The day before Ferguson was drafted in April 2019, a tornado with 130 mph winds hit Ruston, a small town in northern Louisiana, including parts of the Louisiana Tech campus. The storm left two people dead and caused $9.1 million in damage to city property. In its aftermath, Ferguson joined a wave of volunteers who helped clean up debris, deliver food, water and supplies, and help those in need.
Ruston Mayor Ronny Walker called Ferguson a “class act”, a “strong role model” for the area’s youth and “a great pass rusher as well”.
“We have lost a person with a big heart and desire to help the community, no matter where he is,” Walker said in a telephone interview Wednesday. “He wasn’t from Ruston, but he adopted the city anyway. And during a time of need, he stepped forward, as did several former players who returned. So it’s one thing to say, ‘I’m part of the community and I want to help,’ but it’s another thing when you’re going out and actually doing the work.”

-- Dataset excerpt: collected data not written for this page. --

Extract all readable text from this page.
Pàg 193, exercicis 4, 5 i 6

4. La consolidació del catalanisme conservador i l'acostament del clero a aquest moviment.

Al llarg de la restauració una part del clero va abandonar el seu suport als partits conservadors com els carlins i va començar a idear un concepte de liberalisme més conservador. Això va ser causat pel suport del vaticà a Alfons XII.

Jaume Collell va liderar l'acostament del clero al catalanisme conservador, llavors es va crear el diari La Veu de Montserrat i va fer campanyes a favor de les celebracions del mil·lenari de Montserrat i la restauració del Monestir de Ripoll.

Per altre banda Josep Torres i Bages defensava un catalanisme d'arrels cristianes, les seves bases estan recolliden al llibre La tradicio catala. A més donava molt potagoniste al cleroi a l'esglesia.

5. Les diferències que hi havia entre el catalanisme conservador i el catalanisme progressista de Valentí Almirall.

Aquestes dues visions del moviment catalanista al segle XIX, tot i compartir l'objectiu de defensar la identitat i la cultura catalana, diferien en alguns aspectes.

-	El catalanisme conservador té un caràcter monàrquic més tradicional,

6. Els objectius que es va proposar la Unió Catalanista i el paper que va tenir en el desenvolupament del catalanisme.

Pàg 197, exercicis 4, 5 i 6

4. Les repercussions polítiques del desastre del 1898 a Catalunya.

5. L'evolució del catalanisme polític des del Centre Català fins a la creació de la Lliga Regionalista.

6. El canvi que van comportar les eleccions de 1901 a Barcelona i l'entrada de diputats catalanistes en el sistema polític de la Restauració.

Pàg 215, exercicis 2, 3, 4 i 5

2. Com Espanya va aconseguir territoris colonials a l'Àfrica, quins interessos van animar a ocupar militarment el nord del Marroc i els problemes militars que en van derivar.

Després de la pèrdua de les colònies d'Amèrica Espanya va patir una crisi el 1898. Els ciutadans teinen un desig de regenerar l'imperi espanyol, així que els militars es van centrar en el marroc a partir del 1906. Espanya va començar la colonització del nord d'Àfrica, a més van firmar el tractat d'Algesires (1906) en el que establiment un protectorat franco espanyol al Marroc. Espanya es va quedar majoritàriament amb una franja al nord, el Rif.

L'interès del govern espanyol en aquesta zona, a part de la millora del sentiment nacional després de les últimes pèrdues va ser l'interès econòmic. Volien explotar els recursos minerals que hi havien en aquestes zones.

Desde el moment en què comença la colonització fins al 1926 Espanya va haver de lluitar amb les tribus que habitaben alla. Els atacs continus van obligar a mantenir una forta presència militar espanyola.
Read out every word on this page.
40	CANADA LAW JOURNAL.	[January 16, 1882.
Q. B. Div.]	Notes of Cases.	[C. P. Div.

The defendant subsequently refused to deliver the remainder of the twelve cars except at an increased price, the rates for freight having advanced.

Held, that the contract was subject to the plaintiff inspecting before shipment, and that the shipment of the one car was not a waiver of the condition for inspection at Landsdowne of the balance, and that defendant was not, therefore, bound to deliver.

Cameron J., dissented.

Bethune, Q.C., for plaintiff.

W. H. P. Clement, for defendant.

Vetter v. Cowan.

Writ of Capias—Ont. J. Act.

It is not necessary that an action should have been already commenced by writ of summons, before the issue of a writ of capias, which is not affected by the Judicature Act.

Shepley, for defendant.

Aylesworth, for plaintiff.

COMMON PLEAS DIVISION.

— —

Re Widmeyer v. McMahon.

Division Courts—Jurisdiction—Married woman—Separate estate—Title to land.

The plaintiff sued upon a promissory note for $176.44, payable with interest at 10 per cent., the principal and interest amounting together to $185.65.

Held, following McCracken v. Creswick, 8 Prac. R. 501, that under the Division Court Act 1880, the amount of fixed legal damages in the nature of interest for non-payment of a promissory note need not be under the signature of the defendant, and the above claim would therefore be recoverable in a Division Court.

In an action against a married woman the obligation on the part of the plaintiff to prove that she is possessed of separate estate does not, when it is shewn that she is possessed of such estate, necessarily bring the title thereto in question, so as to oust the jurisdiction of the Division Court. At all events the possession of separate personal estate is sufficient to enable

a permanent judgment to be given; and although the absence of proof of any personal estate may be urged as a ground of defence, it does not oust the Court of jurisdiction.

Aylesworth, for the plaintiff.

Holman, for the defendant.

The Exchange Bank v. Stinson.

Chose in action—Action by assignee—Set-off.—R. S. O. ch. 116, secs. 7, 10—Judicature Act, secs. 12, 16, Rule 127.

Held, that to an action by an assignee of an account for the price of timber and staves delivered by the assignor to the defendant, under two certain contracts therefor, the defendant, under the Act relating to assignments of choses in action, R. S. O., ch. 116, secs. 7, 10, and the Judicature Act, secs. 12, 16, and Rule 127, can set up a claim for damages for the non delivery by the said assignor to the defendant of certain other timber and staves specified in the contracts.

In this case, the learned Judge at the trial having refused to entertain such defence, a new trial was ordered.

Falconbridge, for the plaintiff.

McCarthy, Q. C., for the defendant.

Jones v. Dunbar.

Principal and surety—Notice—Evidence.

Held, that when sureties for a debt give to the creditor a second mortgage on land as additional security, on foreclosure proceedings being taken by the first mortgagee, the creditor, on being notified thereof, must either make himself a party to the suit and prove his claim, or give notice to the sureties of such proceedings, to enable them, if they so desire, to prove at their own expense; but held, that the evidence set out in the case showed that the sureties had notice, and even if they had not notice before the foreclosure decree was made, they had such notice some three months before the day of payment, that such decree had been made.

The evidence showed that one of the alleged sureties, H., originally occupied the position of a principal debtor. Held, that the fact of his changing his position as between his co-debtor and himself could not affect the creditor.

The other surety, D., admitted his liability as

Robb Odom, Ferguson’s football coach at West Feliciana High School in St. Francisville, Louisiana, said in an interview that Ferguson was well-mannered, quiet and always “mind his own business.” Ferguson had a big heart, Odom said, and “didn’t have a selfish bone in his body.”
When he was able to return to Louisiana, Ferguson frequently visited his alma mater. West Feliciana retired the Ferguson high school jersey, #44, last year. Ferguson’s father Richard also wore number 44, and they often argued over who was the better player, Odom said.
“The whole community is in shock,” Odom said. “It’s a sad, sad day. He will be missed.”
Neighbors on the 400th block of Ilchester Avenue said the news came as a shock. They didn’t know that Ferguson had any connection to the neighborhood, which they said was very close-knit and relatively quiet.
“What the hell was a Ravens player doing on this block?” said Lawrence Cox, 40, looking incredulous. Cox had just pulled up outside his house on Wednesday afternoon, apparently having slept through the police response overnight. “This is breaking news for me,” he said.
Krystle Livering, 40, said she woke up around 4 am to see a car being towed away. Hours passed before she realized what the police investigation was all about. She said she didn’t remember hearing from any Ravens players in the area.
“I have no idea what happened,” she said. “It’s really very sad.”
Ferguson is survived by his fiancee, Doni Smith, and their three young children, Jrea, Jyce and Demi. In her Instagram story on Wednesday, Smith shared videos of Ferguson playing with her kids and photos of their family together.
“I love you so much!!” she wrote. “I’ll never in my life feel the love you gave me baby! It was always us. You really left me in this world alone, baby. I’m broken. I’m injured. I want you Back!!”
Baltimore Sun reporter Matt Cohen contributed to this article.